アクティブイノベーションウエスト代表弁護士の木下です。

  先月、クローズアップ現代で、「弁護士を目指したけれど…」という特集を放送していました。なかなか見る時間がなかったのですが、ようやく録画していたものを見ることができました。
  司法試験に合格したものの就職先がなくてソクドク(即独立の略。先輩弁護士の法律事務所に勤務しながら弁護士業務を学ばないで、資格取得と同時にいきなり独立開業すること)せざるを得なかった弁護士などについて論じられていました。ファーストフード並みの時給いくらというパート弁護士が登場するようになり、正に弁護士の大増員という変革期の真っ只中にいることを痛感させられる内容でした。
  このような弁護士の就職難に対応するために、今月1日から、国内初となる民間の弁護士就職支援企業が営業を開始したそうです。弁護士の就職難をテーマにした露出も増えたため、最近は一般の方にも弁護士の大増員に伴う我々の業界の厳しさがかなり認識されてきたようで、弁護士さんも大変ですねと声を掛けられる機会が増えたように思います。
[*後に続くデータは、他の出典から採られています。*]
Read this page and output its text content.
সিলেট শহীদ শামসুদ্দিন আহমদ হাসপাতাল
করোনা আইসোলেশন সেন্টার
  この点、私個人的には、よりリーガルサービスを浸透させるために弁護士を増員することには賛成です。しかし、急激すぎる大増員は歪みを生じ、結局は相談する市民側の不利益となって返って来てしまうように感じています。新しい弁護士が急増すると、満足に実務の仕事を覚える機会が乏しくなり、いわゆるOJT~オンザジョブトレーニング~の不足による弊害が増えるからです。
  修習や書籍で学んだ理論と実務は違いますから、私はやはりソクドクには無理があると思っています。弁護士自身がソクドクでも構わないと考えていても、依頼者に迷惑がかかる可能性は否定できません。例えば、以前ソクドクに近い女性弁護士さんが相手方代理人をされている裁判がありました。論点が多岐に渡り少し荷が重い感じでしたが、書籍で調べたりされながら一生懸命法的主張を準備されていました。何回目かの裁判期日で法的主張を裏付ける証拠の整理をしていて、裁判官から彼女に対して、ある論点の法的主張に対する証拠が出ていないから、次回までに補充するように指示があり、彼女は検討すると言って持ち帰りました。ところが、次回期日において、彼女は特に証拠の準備をすることなく裁判所に出頭し、「検討したがよく分からない。どういう証拠を出せばいいですか?」と裁判官に質問しました。これには裁判官も一瞬呆気に取られて失笑しましたが、すぐに真顔になって、「それを考えるのがあなたの仕事でしょう!?」と叱責されました。彼女にしたら大真面目で、別にふざけているわけではないのでしょうが、理論的な法的主張は書けても、それを裏付けるための証拠について、どのような手続きで調査をして、どのようにまとめて提出したら良いのか、相談できる先輩や同僚もおらず、実務的な勘所が見当もつかない様子でした。
  この事件、彼女の依頼者が不利益を被るのはまだ仕方がないとして、笑えないのはこちらにも少なからず悪影響があることです。毎回この調子で裁判がなかなか進まず、こちらの依頼者まで、解決が遅れてしまうという不利益に巻き込まれてしまうからです。

  結局、このような個々の事件の利益不利益は置いておくとしても、マクロ的な最大の問題は、弁護士の人数だけが増えても、OJTの機会が乏しいことに加えて、アクセスする市民側において、それら弁護士の経歴や得意分野などの情報がかなり限られていることです。本気で調べれば分かるのでしょうが、そこまでの負担を市民側に負わせて良いのかという点には疑問があります。
  私は、以前、合格者が何人の時代に弁護士になったのか、すぐに分かるように弁護士バッジの色を分けて欲しいと真剣に言っている人に会ったことがあります。たしかにこれも気になる情報の一つでしょうが、現在の2000人合格者時代でも優秀な若手弁護士はたくさんいますから、不合理な偏見を生むだけの差別は採用できないと思います。しかし、この方のように弁護士に関する情報に飢えている方は少なくないので、今後は単に弁護士の数を増員していくだけでなく、それらがどのような弁護士なのかを正確に知らしめて、市民側が安心して選択できる仕組みがなければ、本当の意味での司法改革は実現できないでしょう。単に数を増やすことだけで満足することなく、利用する市民側にとって有益な司法改革にしていくことを、法曹関係者は皆で考えていかなくてはならないですね。